99775 is a true toss-up. About 52% of voters here vote Democratic and 48% Republican. These figures are model estimates: Alaska did not have precinct-level voting records available for training, so the numbers above come from demographic and health features rather than local ground truth.
About 49% of adults in 99775 typically vote, below the U.S. average of about 62%. Among adults in 99775, ~25% vote Democratic, ~23% Republican, and ~52% don't vote. The map below shows estimated turnout by block group.
How 99775 compares
Among zip codes within 15 miles, 99775 leans more Democratic than 3 of 5 neighbors.
99775 runs about 17 points more Democratic than Alaska as a whole. Alaska leans Republican overall, while 99775 is one of the few Democratic-leaning pockets.
Why 99775 leans the way it does
This analysis examined 14,881 data points per zip code to find what predicts political lean and turnout. The items below are a few correlations that stood out for 99775, not a ranked or complete list of what matters most.
99775 votes against the grain of Alaska. Alaska leans Republican overall, while 99775 runs about 17 points more Democratic.
Renting and voter turnout
Places with renter-heavy households tend to turn out at a lower rate; 99775, AK sits in the top tenth nationally on this measure.
Why turnout in 99775 looks the way it does
Renters vote less often than owners. About 66% of households in 99775 rent, about 41 points above the U.S. average of 25%. Low high-school completion lines up with lower turnout, and more than 99% of adults in 99775 have completed high school, above 98% of zip codes.
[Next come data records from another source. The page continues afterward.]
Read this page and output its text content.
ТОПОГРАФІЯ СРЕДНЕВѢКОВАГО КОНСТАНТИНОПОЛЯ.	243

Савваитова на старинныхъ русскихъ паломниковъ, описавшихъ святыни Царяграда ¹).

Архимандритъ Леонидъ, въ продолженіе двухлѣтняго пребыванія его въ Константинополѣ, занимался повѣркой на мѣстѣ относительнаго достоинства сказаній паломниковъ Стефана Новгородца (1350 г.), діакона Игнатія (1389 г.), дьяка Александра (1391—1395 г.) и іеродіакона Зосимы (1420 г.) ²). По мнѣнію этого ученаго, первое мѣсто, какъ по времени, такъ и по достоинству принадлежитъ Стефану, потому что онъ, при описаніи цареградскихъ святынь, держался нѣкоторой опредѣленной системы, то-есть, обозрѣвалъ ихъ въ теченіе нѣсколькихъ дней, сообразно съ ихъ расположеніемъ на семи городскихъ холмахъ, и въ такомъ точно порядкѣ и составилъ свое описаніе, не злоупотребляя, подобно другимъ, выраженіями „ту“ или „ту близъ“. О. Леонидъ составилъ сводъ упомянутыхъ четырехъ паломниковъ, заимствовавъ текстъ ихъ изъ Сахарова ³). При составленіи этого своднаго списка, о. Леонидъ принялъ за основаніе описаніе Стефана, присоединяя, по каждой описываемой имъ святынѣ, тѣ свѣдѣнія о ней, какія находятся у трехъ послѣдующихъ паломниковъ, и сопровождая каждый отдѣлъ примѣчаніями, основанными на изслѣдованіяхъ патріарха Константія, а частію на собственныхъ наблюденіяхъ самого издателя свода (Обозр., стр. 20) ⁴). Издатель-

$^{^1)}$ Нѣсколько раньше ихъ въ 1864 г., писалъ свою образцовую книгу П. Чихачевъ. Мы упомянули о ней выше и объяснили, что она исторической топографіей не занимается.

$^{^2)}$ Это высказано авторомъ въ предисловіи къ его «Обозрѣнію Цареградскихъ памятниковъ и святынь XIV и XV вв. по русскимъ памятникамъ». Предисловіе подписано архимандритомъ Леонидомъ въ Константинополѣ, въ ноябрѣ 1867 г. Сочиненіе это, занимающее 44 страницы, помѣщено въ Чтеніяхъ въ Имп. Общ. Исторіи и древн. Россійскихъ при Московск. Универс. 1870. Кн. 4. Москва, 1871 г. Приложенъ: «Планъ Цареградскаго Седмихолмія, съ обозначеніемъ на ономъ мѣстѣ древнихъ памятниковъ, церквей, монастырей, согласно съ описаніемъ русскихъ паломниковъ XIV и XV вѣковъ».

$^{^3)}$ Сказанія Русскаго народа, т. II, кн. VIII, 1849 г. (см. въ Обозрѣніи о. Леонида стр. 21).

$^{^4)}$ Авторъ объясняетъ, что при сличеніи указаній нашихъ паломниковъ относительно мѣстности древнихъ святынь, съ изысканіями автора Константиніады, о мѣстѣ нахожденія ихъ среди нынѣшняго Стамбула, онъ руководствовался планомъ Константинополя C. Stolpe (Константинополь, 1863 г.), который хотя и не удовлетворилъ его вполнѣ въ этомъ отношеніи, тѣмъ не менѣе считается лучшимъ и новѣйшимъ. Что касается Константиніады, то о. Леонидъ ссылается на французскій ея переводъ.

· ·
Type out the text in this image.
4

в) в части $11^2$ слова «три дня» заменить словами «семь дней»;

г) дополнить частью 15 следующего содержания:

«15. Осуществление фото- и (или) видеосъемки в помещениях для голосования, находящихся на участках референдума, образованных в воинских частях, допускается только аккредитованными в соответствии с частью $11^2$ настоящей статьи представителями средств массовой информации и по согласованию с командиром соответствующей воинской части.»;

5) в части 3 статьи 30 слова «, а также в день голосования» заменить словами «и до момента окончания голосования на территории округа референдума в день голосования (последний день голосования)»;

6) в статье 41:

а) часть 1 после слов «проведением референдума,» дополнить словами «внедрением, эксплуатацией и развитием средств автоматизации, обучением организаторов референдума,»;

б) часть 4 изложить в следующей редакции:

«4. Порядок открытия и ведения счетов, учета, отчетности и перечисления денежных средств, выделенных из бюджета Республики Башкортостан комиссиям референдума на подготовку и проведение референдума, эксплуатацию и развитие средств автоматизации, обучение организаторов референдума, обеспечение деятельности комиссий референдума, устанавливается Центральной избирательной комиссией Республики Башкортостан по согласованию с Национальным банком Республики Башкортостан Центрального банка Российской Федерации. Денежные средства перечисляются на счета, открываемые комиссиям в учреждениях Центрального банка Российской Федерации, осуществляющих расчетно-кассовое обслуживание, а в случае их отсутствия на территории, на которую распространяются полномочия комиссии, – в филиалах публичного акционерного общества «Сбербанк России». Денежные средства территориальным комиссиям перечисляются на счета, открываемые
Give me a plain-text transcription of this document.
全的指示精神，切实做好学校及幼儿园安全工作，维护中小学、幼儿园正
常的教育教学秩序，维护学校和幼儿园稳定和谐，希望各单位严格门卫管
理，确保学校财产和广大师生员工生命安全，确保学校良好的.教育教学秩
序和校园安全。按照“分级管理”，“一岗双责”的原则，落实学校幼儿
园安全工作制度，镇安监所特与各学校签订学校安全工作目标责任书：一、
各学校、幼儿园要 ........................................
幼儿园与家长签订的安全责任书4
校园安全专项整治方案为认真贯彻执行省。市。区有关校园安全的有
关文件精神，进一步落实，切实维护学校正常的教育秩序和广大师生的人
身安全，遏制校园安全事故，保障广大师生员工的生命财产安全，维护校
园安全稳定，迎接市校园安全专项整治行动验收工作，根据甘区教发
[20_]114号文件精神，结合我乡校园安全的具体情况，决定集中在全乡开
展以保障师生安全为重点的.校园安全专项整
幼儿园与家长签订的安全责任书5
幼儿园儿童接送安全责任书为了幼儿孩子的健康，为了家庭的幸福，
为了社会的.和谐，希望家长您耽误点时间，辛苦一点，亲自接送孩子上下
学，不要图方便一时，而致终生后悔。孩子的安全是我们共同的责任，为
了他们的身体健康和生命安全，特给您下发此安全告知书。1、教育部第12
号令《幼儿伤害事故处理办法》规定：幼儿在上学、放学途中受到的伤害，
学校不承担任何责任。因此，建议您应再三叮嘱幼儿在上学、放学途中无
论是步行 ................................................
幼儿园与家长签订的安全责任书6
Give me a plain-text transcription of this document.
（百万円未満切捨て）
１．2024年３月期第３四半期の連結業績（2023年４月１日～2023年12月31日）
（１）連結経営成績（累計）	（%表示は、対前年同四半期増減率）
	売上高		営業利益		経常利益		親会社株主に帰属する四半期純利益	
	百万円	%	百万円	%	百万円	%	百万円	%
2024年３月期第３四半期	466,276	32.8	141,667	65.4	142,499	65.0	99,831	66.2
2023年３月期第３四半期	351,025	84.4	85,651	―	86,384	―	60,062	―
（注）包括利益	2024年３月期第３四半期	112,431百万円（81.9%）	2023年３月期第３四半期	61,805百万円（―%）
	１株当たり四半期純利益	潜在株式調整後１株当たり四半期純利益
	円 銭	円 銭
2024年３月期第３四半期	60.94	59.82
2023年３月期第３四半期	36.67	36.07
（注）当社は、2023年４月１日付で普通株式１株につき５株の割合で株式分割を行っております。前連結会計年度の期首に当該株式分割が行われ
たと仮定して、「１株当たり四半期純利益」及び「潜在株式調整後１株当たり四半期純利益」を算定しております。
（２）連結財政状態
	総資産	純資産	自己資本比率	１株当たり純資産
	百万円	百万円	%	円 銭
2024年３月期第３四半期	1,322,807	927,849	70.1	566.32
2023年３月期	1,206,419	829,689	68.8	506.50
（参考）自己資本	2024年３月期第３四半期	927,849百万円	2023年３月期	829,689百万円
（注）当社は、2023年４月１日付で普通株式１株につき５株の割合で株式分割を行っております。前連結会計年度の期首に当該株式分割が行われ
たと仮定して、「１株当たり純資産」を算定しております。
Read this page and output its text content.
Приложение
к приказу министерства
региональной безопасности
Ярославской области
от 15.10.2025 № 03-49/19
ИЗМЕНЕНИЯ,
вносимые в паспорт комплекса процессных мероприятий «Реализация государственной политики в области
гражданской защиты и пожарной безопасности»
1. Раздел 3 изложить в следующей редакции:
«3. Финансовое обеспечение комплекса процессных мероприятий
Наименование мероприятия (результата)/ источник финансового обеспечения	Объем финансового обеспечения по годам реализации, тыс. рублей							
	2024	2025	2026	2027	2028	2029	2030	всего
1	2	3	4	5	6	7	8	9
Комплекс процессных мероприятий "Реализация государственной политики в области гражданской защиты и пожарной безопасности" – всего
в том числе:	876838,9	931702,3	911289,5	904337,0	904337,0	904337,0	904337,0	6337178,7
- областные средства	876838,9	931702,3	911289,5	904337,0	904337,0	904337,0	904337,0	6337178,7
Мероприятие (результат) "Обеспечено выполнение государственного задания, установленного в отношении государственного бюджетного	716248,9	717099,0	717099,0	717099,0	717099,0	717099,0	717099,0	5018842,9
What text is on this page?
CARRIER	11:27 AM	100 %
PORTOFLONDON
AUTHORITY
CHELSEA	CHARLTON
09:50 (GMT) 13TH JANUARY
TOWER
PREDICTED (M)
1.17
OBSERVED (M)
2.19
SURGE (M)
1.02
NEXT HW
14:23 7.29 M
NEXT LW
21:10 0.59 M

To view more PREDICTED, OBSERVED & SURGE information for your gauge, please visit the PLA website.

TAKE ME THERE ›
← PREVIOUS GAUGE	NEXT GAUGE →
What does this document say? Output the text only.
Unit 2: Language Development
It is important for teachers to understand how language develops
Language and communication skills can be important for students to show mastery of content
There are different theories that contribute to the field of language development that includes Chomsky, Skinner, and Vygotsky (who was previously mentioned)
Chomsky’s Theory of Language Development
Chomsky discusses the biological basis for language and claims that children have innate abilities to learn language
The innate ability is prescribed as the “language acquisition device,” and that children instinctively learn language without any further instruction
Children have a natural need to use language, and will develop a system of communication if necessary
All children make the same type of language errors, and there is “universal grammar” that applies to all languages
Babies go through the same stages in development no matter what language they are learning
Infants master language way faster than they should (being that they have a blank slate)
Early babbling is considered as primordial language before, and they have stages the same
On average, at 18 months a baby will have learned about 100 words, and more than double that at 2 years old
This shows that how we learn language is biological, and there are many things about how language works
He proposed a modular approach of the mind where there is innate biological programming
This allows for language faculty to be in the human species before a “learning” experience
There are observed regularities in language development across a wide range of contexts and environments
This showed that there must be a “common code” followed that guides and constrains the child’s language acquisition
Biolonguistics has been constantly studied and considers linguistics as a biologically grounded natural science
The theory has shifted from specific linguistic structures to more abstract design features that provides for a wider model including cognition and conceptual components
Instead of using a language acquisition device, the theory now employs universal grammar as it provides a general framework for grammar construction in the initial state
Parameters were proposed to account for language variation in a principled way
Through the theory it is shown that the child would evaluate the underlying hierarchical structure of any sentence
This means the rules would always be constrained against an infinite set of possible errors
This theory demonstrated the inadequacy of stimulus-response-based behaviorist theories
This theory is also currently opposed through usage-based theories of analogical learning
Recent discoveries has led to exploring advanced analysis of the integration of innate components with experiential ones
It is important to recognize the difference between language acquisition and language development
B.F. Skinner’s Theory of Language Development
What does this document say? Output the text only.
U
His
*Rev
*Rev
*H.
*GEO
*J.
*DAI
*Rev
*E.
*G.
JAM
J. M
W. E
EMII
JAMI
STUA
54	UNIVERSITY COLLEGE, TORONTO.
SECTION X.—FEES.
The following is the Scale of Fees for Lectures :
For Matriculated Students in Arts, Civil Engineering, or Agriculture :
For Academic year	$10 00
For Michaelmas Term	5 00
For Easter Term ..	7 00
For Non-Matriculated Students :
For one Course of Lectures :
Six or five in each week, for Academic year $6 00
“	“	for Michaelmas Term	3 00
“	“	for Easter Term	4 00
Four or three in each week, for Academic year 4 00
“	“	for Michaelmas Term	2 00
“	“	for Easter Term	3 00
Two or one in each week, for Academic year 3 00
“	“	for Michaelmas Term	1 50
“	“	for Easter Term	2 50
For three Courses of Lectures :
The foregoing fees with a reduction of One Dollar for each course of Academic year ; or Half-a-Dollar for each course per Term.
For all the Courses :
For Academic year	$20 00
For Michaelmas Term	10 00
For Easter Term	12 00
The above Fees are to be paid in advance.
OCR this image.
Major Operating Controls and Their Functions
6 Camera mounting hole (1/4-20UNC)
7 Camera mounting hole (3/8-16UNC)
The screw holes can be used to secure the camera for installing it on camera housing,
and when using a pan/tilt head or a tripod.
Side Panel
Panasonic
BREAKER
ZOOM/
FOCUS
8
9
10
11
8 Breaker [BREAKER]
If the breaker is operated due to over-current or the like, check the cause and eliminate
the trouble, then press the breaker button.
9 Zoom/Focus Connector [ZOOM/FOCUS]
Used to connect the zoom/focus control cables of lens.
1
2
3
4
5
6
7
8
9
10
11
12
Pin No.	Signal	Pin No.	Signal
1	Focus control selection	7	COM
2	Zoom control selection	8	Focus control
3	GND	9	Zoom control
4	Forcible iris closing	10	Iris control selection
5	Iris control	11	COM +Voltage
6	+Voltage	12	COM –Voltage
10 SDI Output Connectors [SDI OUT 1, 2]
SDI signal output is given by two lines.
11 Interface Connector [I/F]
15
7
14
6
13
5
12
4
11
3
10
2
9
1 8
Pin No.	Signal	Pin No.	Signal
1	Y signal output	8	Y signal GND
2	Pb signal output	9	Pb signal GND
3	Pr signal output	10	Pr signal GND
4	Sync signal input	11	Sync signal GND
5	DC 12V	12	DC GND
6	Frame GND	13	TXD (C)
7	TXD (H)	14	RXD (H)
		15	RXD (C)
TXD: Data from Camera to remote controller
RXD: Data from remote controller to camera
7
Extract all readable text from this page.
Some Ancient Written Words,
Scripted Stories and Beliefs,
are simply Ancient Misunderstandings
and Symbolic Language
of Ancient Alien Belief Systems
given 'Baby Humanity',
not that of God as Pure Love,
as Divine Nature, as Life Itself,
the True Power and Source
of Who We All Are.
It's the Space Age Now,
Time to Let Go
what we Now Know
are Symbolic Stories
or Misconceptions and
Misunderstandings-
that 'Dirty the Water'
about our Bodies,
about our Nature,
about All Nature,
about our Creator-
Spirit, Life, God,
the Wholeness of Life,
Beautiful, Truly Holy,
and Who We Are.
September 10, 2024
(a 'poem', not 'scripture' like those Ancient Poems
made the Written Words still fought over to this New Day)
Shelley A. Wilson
Learn more about the findings and methodology on the political spectrum map.
Nearby Zip Codes
Zip Codes with Similar Populations
Sources and methodology
Precinct-level voting records used to fit the model come from Alaska Division of Elections, distributed by the Voting and Election Science Team. Demographic inputs come from the U.S. Census Bureau (ACS 5-year estimates and the 2020 Decennial Census). Health and environmental inputs come from the CDC (PLACES and the Environmental Justice Index). Land cover comes from the USGS and EPA. Election-day and lead-up weather come from PRISM 4km daily grids and the NOAA Global Historical Climatology Network. Mail-voting and election-administration patterns come from the MIT Election Lab's Survey of the Performance of American Elections. Block-group crime detail comes from CrimeGrade. Internet data and modeling support provided by ISPreports.org.
Modeling and analysis by the BestNeighborhood data science team. AK did not have precinct-level voting records available for training, so the figures here come from extrapolation across demographic, health, and land-use features rather than local ground truth. Full methodology and findings: political spectrum map.
Methodology reviewed by the BestNeighborhood data team. Last updated May 2026.